Andan los presidentes autonómicos a la gresca a propósito de las balanzas fiscales que está cocinando el Ministerio de Hacienda de cara a la revisión del modelo de financiación de estas administraciones territoriales. No es de extrañar: lo que se juegan es el reparto del botín, a saber, con qué porcentaje del dinero de los españoles se queda cada cual. Todos ellos juran que sus regiones padecen un agraviante déficit de financiación por el cual aportan más el resto de España de lo que el resto de España les aporta a ellas.
Pero el verdadero agravio no es a las regiones, sino a los ciudadanos que en ellas moran: es verdad que los territorios no pagan impuestos, pero los ciudadanos que en ellos habitan sí lo hacen y no en pequeñas proporciones. Ése, la certeza de estar soportando coercitivamente una losa fiscal mucho más onerosa que los servicios que a cambio promete, es el auténtico agravio al que ninguno de nuestros políticos se digna a ponerle fin, en tanto en cuanto todos ellos son cooperadores necesarios del mismo.

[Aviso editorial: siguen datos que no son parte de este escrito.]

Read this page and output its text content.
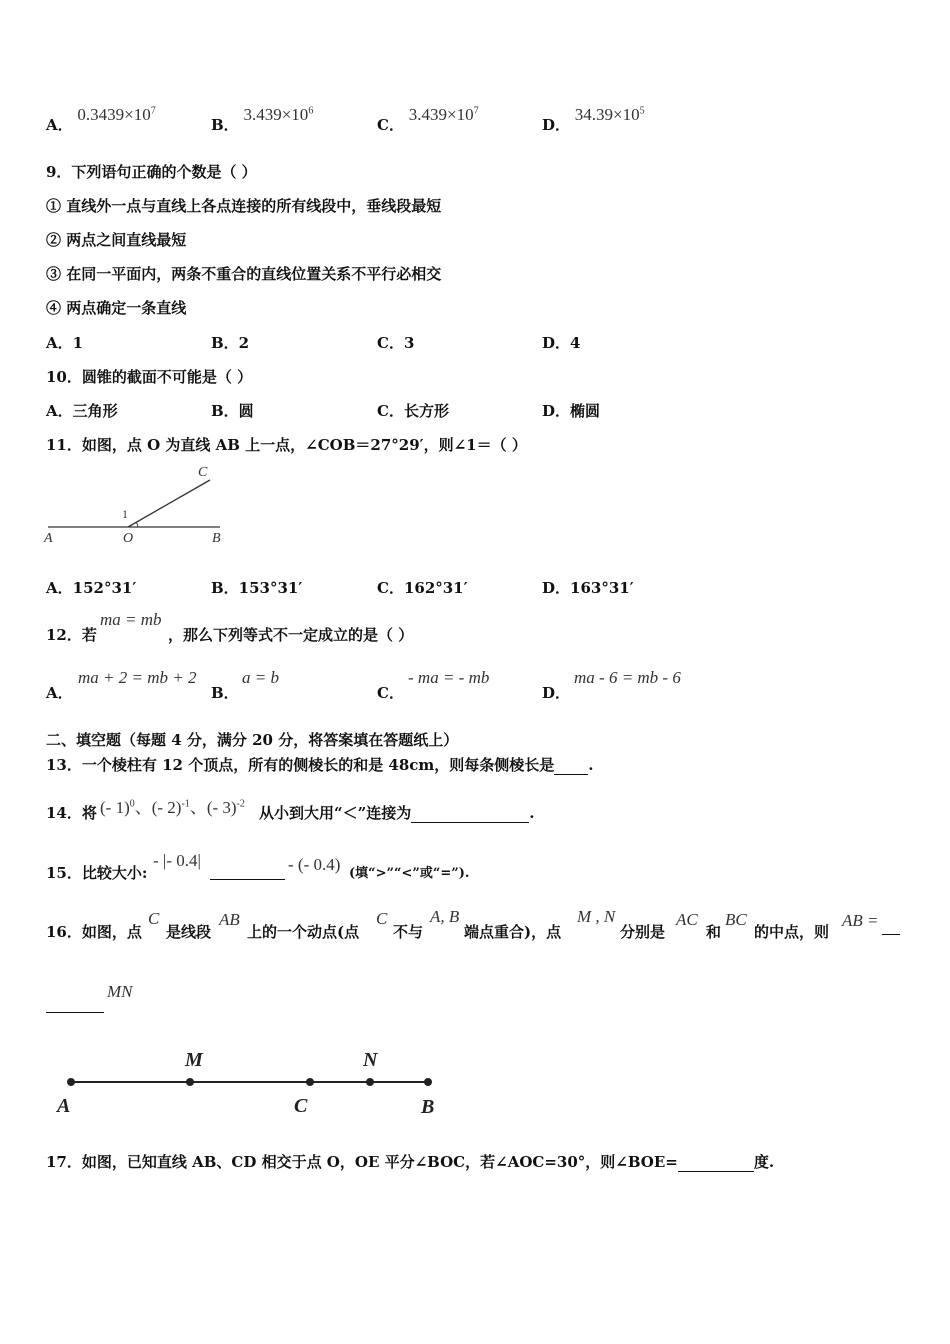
A． $0.3439\times 10^7$
B． $3.439\times 10^6$
C． $3.439\times 10^7$
D． $34.39\times 10^5$
9．下列语句正确的个数是（ ）
① 直线外一点与直线上各点连接的所有线段中，垂线段最短
② 两点之间直线最短
③ 在同一平面内，两条不重合的直线位置关系不平行必相交
④ 两点确定一条直线
A．1	B．2	C．3	D．4
10．圆锥的截面不可能是（ ）
A．三角形	B．圆	C．长方形	D．椭圆
11．如图，点 O 为直线 AB 上一点，∠COB＝27°29′，则∠1＝（ ）
A	O	B
C
1
A．152°31′	B．153°31′	C．162°31′	D．163°31′
12．若
ma = mb
，那么下列等式不一定成立的是（ ）
A．
ma + 2 = mb + 2
B．
a = b
C．
- ma = - mb
D．
ma - 6 = mb - 6
二、填空题（每题 4 分，满分 20 分，将答案填在答题纸上）
13．一个棱柱有 12 个顶点，所有的侧棱长的和是 48cm，则每条侧棱长是 .
14．将 (- 1)$^0$、(- 2)$^{-1}$、(- 3)$^{-2}$
从小到大用“＜”连接为	.
15．比较大小:
- |- 0.4|	- (- 0.4) (填“>”“<”或“=”).
16．如图，点
C
是线段
AB
上的一个动点(点
C
不与
A, B
端点重合)，点
M , N
分别是
AC
和
BC
的中点，则
AB =
MN
A
M
C
N
B
17．如图，已知直线 AB、CD 相交于点 O，OE 平分∠BOC，若∠AOC=30°，则∠BOE=	度.
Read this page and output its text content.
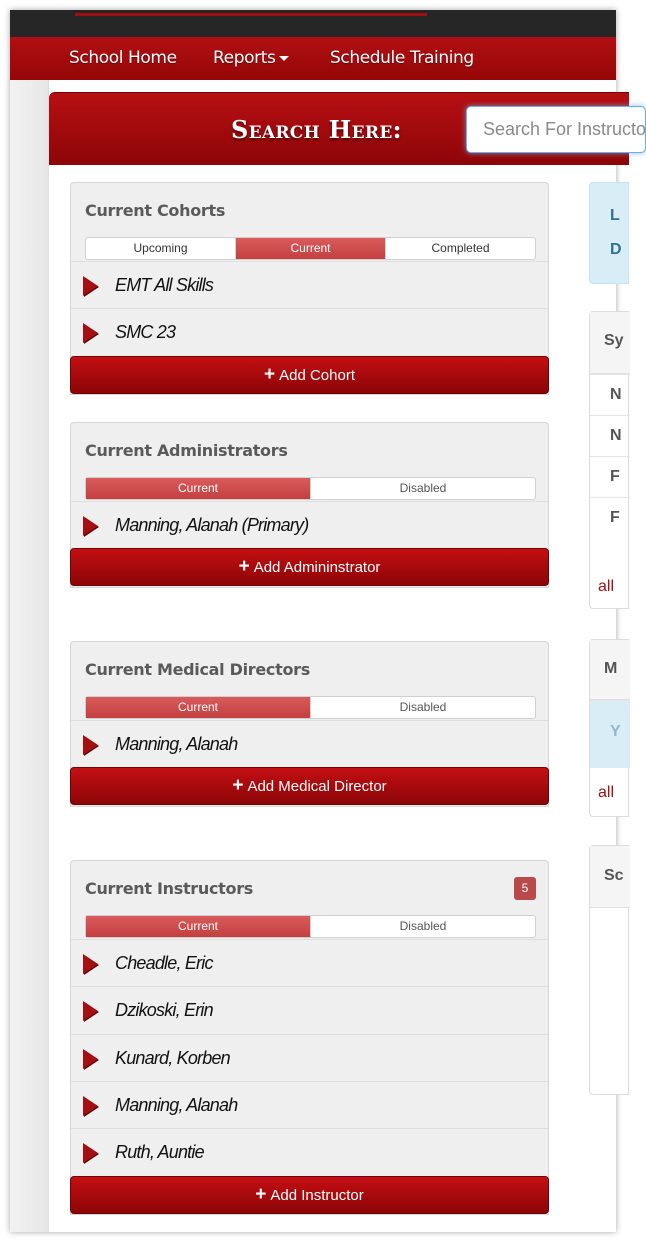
School Home Reports	Schedule Training
Search Here:
Search For Instructors
Current Cohorts
Upcoming	Current	Completed
EMT All Skills
SMC 23
+ Add Cohort
Current Administrators
Current	Disabled
Manning, Alanah (Primary)
+ Add Admininstrator
Current Medical Directors
Current	Disabled
Manning, Alanah
+ Add Medical Director
Current Instructors	5
Current	Disabled
Cheadle, Eric
Dzikoski, Erin
Kunard, Korben
Manning, Alanah
Ruth, Auntie
+ Add Instructor
L
D
Sy
N
N
F
F
all
M
Y
all
Sc
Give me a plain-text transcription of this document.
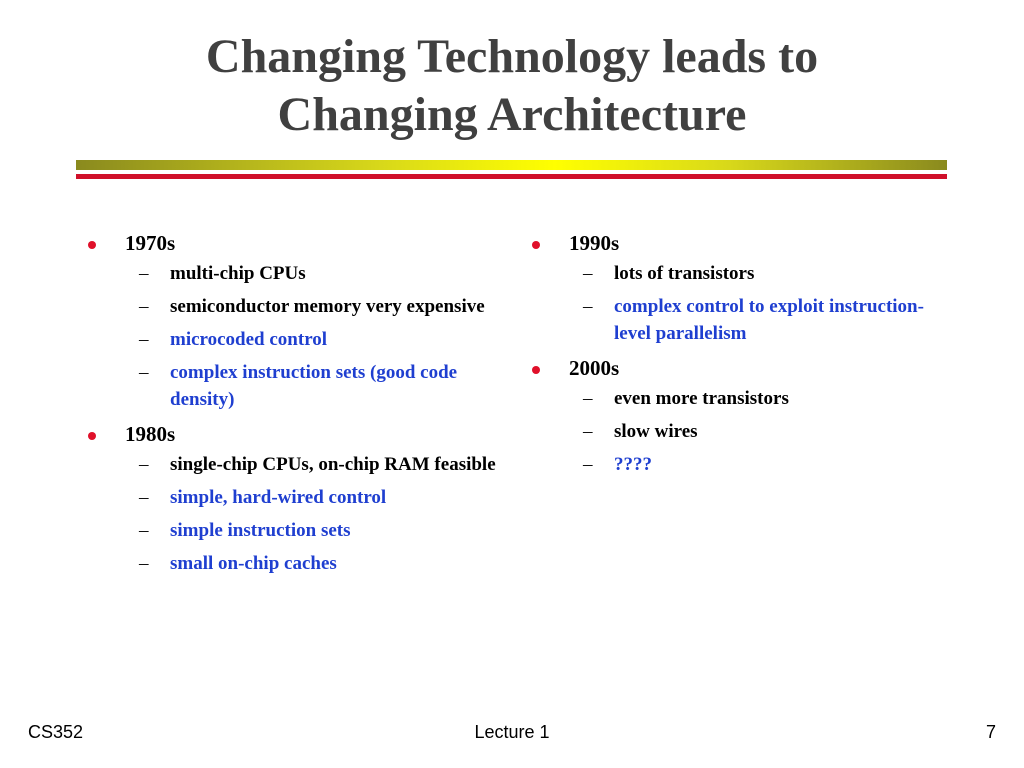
Changing Technology leads to
Changing Architecture
1970s
– multi-chip CPUs
– semiconductor memory very expensive
– microcoded control
– complex instruction sets (good code density)
1980s
– single-chip CPUs, on-chip RAM feasible
– simple, hard-wired control
– simple instruction sets
– small on-chip caches
1990s
– lots of transistors
– complex control to exploit instruction-level parallelism
2000s
– even more transistors
– slow wires
– ????
Lecture 1
CS352	7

Las balanzas fiscales, siendo un instrumento muy imperfecto y manoseable, sirven justamente para poner de relieve que la redistribución estatal de la renta es un juego de suma cero: lo que ganan unos lo pierden otros. Y es normal que aquel que pierda por la fuerza proteste y quiera retener su propiedad. Eso es lo que razonablemente están reclamando un mayoría de ciudadanos catalanes —que haya una mayor correspondencia entre los impuestos que pagan y el gasto público que redunda en ellos— y lo que igualmente deberían reclamar madrileños, baleares o valencianos: descentralización fiscal, a saber, que su dinero no salga indiscriminadamente de su bolsillo para ir a parar a las arcas de burócratas de cuya actividad ni siquiera muy indirectamente se benefician.
Pero siendo loable la exigencia de descentralización a escala autonómica (que mis impuestos sirvan al menos para financiar los servicios de los que en cierta medida me beneficio), también es, como decimos, insuficiente. El agraviado por los impuestos no es cada territorio, sino cada uno de los individuos que se ve acechado por la mordida fiscal. El siguiente y muy sensato paso tras la descentralización autonómica de ingresos y gastos debería ser su ulterior descentralización al municipio; el siguiente, su descentralización al distrito o a la junta vecinal; y, por último, la verdadera y definitiva descentralización: hasta el individuo, esto es, justo como sucede en una sociedad y en un mercado libre.
Si la exigencia de un modelo de financiación autonómico muchísimo más descentralizado que el actual tiene sentido no es por esencialismos nacionales, sino porque representa una distribución de los recursos más parecida a la que prevalecería en un mercado libre. A la postre, en un mercado libre los flujos de gasto de los distintos individuos no se quedarían probablemente dentro del entorno local: mas cuando salieran de él sería por conveniencia y no por coerción. Al final, el objetivo no debería ser que quienes nos arrebaten nuestra propiedad sean políticos regionales o locales, sino que no nos lo arrebate nadie. Es decir, el objetivo debería ser reducir los impuestos a su mínima expresión para que cada ciudadano pueda gestionar su propiedad sin coacciones de por medio. Esa es la verdadera descentralización que cuenta y la que, por desgracia, nadie ha colocado encima de la mesa. Ahora, si en el camino de reclamarla conseguimos una mayor descentralización fiscal intermedia, bienvenida sea.